Pépé Escobar, qui collabore désormais directement avec le site ConsortiumNews de Robert Parry (mort au début de cette année), publie un article tonitruant et apocalyptique sur la situation au Brésil avec le premier tour des élections et l’arrivée en tête de Bolsonaro et ses 46% de voix. Pour Escobar, Bolsonaro représente un énorme danger d’une sorte d’hyper-fascisme qu’on imagine postmoderne menaçant la démocratie occidentale (son titre : « L’avenir de la démocratie occidentale est en jeu au Brésil »). Un court extrait de son texte donne une vision de sa perception apocalyptique :

« Le concept de la Dystopie est insuffisant pour décrire [ce que serait un Brésil livré à un Bolsanaro]. Les Brésiliens progressistes sont terrifiés à l'idée de faire face à ce qui serait une mutation en “Brazil” (le film), une terre en friche livrée à des Mad Max, ravagée par des fanatiques évangéliques, des rapaces capitalistes avec leurs casinos néolibéraux et une armée enragée voulant recréer une dictature 2.0. »

Escobar explique également que Bols0naro a préparé son coup en collaboration avec Steve Bannon, l’ex-éminence grise de Trump, qui a mis sur pied une “guerre hybride” pour imposer cette candidature. La description de l’action de Bannon fait appel aux techniques les plus modernes, avec avalanche de FakeNews, manipulations dans tous les sens et de toutes les façons, etc. D’une façon assez paradoxale, on a là comme une réminiscence de la campagne USA-2016, sans pouvoir situer exactement quel côté est désigné : cela signifie-t-il que Trump, qui avait Bannon à ses côtés, a été élu à la façon dont Bols0naro procède, qui est la thèse défendue par la coalition anti-Trump, des démocrates d’Hillary Clinton à Soros et à ses Black Live Matters ? Ou bien, au contraire, cela désigne-t-il les opérations diverses et “hybrides” montées contre Trump, avec l’activisme de Soros et le montage du Russiagate ? L’ambiguïté est complète parce qu’il s’agit de savoir où est le plus grand danger et qui est l’“ennemi principal”. (En attendant, Trump, désigné en 2016 comme un dictateur fasciste et un Hitler postmoderne, tarde bien à rencontrer toutes les caractéristiques de cette prévision.)
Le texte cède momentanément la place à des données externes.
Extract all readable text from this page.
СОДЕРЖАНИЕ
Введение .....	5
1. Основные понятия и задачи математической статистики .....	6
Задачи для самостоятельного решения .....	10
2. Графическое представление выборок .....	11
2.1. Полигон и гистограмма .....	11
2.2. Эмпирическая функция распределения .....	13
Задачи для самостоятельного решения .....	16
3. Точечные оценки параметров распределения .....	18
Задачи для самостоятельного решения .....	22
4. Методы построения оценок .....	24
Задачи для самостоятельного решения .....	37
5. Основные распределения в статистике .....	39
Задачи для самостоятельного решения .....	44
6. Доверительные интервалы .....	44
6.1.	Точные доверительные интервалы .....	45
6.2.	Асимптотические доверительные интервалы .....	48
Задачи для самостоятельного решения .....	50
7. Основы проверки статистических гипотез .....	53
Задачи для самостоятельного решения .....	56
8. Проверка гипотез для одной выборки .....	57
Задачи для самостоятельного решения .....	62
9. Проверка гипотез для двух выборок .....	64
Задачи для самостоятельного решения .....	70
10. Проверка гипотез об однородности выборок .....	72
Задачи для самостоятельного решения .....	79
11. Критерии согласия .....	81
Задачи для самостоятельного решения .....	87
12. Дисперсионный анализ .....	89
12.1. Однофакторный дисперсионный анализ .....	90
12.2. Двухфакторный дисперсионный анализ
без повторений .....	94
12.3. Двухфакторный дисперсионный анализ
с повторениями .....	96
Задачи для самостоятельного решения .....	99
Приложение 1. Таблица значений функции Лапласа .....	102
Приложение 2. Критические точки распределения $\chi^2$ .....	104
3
Escobar accorde également une large place à l’action de Bannon en Europe, qu’il décrit comme une prise en main de tous les courants populistes qui se seraient alignés sur ses consignes pour lui permettre d’accomplir, au profit de ses seules conceptions, son plan de conquête de l’Europe en révolte... « En Europe, Bannon est sur le point d'intervenir comme un ange de malheur dans un tableau du Tintoret annonçant la création d'une coalition populiste de droite à l'échelle européenne. Bannon est notoirement loué comme un don du Ciel par le ministre italien de l'Intérieur, Salvini; le Premier ministre hongrois, Viktor Orban ; le nationaliste néerlandais Geert Wilders ; et le fléau de l'établissement parisien, Marine Le Pen. »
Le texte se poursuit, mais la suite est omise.